Advent of Code, the second half

#rstats #r #adventofcode

So Advent of Code 2019 ended last week, and I got all 50 stars. The challenges became considerably more challenging compared to the first half, but base R did allow acceptably efficient solutions in almost all cases. My code is still on GitHub - here’s what I learned about R by writing it! 🎄

Tail recursion grows the stack

I kind of knew this already, but while R’s functional style invites using recursive functions, you will run into trouble if you recurse too deep. The simple reason is that each recursion will add to the call stack even when the recursion is the last expression of the function body (tail position). Many programming languages optimise for this situation to prevent stack growth, but R does not.

In particular, naive recursive solutions to the maze puzzles of Day 18 and Day 20 often led me into the dreaded Error: C stack usage XXXXXXX is too close to the limit message. There were hacky ways around this which allowed me to get the 🌟🌟 anyway, but the real solution I eventually found in this excellent blogpost by Alain Dipert. It’s called the trampoline and it implements recursion as iteration. I cannot possibly do a better job than Alain explaining it, so go and read his article!

Related to this, using deep recursion on several of the Advent of Code days made it apparent that creating unnecessary temporary variables in the function body will grow the size of each execution environment, and thereby the total memory usage of R.

Consider:

countdown <- function(n) {
    if (n > 0) {
        tmp <- runif(10000)
        countdown(n - 1)
    } else {
        gc()
    }
}

countdown(100)

## used (Mb) gc trigger (Mb) max used (Mb)
## Ncells 543979 29.1 1233580 65.9 641291 34.3
## Vcells 2017084 15.4 8388608 64.0 2536825 19.4

countdown(1000)

## used (Mb) gc trigger (Mb) max used (Mb)
## Ncells 550718 29.5 1233580 65.9 641291 34.3
## Vcells 11018937 84.1 15315970 116.9 11103124 84.8

Comment out the tmp assignment to see that it is indeed tmp which causes the difference.

So why use recursion at all in R, if it requires all these extra steps and considerations?
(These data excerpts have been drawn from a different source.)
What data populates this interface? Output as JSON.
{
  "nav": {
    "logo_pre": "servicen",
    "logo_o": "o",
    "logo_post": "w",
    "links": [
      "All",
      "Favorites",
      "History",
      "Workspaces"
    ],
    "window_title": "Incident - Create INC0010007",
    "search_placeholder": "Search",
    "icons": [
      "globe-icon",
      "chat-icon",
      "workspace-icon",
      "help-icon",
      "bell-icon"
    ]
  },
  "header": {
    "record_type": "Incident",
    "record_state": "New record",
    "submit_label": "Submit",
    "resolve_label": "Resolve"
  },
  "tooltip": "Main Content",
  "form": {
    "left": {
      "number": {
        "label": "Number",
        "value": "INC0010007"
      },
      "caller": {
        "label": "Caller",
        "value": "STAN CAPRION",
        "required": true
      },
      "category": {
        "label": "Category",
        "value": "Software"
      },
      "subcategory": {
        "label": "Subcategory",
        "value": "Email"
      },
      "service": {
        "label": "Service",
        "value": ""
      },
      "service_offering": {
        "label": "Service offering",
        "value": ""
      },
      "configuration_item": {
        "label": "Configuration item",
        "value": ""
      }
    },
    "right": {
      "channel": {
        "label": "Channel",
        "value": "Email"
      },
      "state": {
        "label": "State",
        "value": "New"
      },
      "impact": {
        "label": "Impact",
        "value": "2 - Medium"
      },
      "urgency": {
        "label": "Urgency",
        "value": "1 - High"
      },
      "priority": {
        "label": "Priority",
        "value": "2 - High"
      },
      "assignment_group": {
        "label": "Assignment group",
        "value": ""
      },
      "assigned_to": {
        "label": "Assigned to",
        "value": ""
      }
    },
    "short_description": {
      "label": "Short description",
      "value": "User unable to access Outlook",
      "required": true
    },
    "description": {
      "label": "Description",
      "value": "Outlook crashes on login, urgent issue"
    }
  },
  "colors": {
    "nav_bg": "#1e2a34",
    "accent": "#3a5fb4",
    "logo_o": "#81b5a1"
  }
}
For me, it is simply a better fit to the way my brain works when parsing a problem, and I am less prone to making mistakes as compared to using while/for flow control with constantly updated variables. As a bonus, recursive functions are also easier to unit test!

<<- can be very convenient

In my professional coding life I have rarely used the <<- operator, which allows you to assign a variable in the enclosing environment of a function. Because of R’s lexical scoping, this is always the environment in which the function was defined, not the one in which it was called. But unfortunately <<- causes functions to have side-effects, making code using <<- hard to read and to debug.

Yet in Advent of Code, I used it liberally. Often as a timesaver, so I didn’t have to pass variables around as function arguments. But on Day 14, it became also a lifesaver for keeping a common state between recursive function calls.

Consider this example:

countdown_with_offshoot <- function(n) {
    if (n > 0) {
        if (sum(vals) > 100) {
            vals <<- sample(vals, floor(length(vals) / 2))
            countdown_with_offshoot(sum(vals > 1))
        } else {
            vals <<- c(vals, sample(10, 1))
        }
        countdown_with_offshoot(n - 1)
    }
}

vals <- numeric(0)
countdown_with_offshoot(100)

This will sometimes launch an additional countdown based on numbers generated inside the recursive function calls. Because of lexical scoping, the enclosing environment is the same no matter how deep the recursions run, and <<- will therefore always assign to the same variable.

Can this be solved without <<-? Of course. But you will need to both pass vals along with the countdown itself, and return it when the offshoot countdown ends. And every function execution environment will keep its own state of vals in memory. <<- simplifies the code greatly and reduces memory use. For a one-off coding puzzle, that is a more than acceptable trade-off!

R does not support large integers

Day 22 was a mathematical puzzle requiring modular exponentiation of large integers. To my surprise, I was unable to solve it in base R by implementing modular exponentiation myself, because there is no support for very large integers! The integer type is 32-bit, and the double type has imperfect precision above 2**53.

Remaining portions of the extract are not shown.